What part of the cutterhead is being referred to here, when you mention the outfeed table is to be parallel with the cutterhead.
Also, what is meant by making sure the outfeed table is even with the cutting circle of the knives?
The cutter head axial axis must be parallel to the plane of the tables.
The cutting circle is the arc formed by the edge of the knives.
I am not familiar with the hinging mechanism on the fold away tables of the combo machines.
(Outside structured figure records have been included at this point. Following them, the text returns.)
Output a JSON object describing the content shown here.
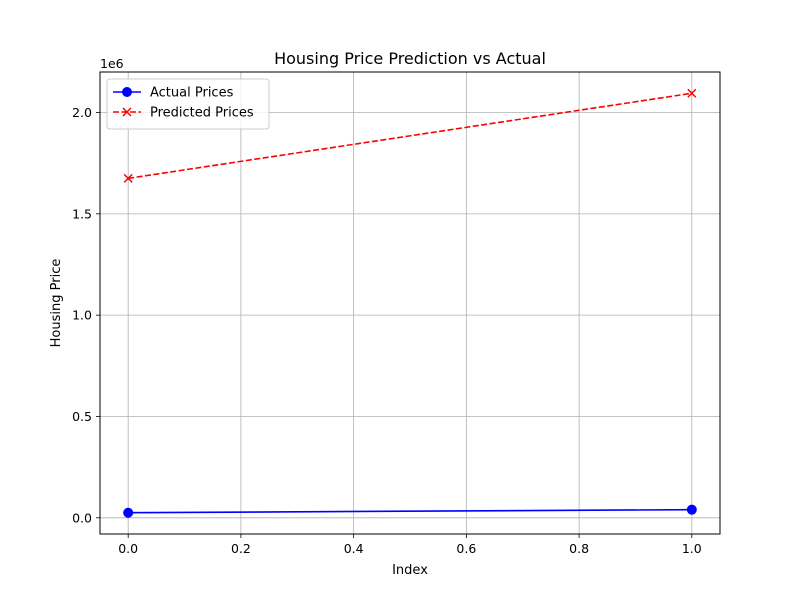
{
  "chart_data": {
    "type": "line",
    "title": "Housing Price Prediction vs Actual",
    "xlabel": "Index",
    "ylabel": "Housing Price",
    "y_offset_label": "1e6",
    "xlim": [
      -0.05,
      1.05
    ],
    "ylim": [
      -80000,
      2200000
    ],
    "x_ticks": [
      0.0,
      0.2,
      0.4,
      0.6,
      0.8,
      1.0
    ],
    "x_tick_labels": [
      "0.0",
      "0.2",
      "0.4",
      "0.6",
      "0.8",
      "1.0"
    ],
    "y_ticks": [
      0,
      500000,
      1000000,
      1500000,
      2000000
    ],
    "y_tick_labels": [
      "0.0",
      "0.5",
      "1.0",
      "1.5",
      "2.0"
    ],
    "grid": true,
    "legend_position": "upper-left",
    "series": [
      {
        "name": "Actual Prices",
        "x": [
          0,
          1
        ],
        "values": [
          25000,
          40000
        ],
        "color": "#0000ff",
        "line_style": "solid",
        "marker": "circle"
      },
      {
        "name": "Predicted Prices",
        "x": [
          0,
          1
        ],
        "values": [
          1675000,
          2095000
        ],
        "color": "#ff0000",
        "line_style": "dashed",
        "marker": "x"
      }
    ]
  }
}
As far as setting up a regular jointer, I use a straight jointed piece of hardwood about 2' long 4" wide and an inch thick. Set it on the inch thick side, on the outfeed table with the end aligned with the end of the infeed table. Turn the cutterhead by hand till the knives pick up the board and move it toward the infeed table. It will stop moving as the knife drops below the outfeed table plane. Draw a pencil line on the infeed table where the board stops. Repeat this across the cutterhead width. If the cutterhead is parallel with the outfeed table, the pencil lines will be the same distance from the end of the infeed table across the width.
After the outfeed table is parallel with the cutterhead, use a straight edge and get the tables co-planar, using whatever mechanism Hammer has for this.
Finally set the outfeed table height-set up the jointer for small cut. take a inch long cut on the end of the straight board, on the edge, and make a hard deep pencil mark on it. Flip the board end for end and take a full length cut. If the tables are co-planar and the outfeed height is correct, half the pencil line will remain.
If the mark is cut away, the outfeed is too low.
If the mark is untouched , and there is a little bump there, the outfeed table is too high.
In forty years of woodworking, I have found this much faster and easier than using indicators. A benefit is it measures what the tool is actually cutting, not what it "ought" to cut based on measurements.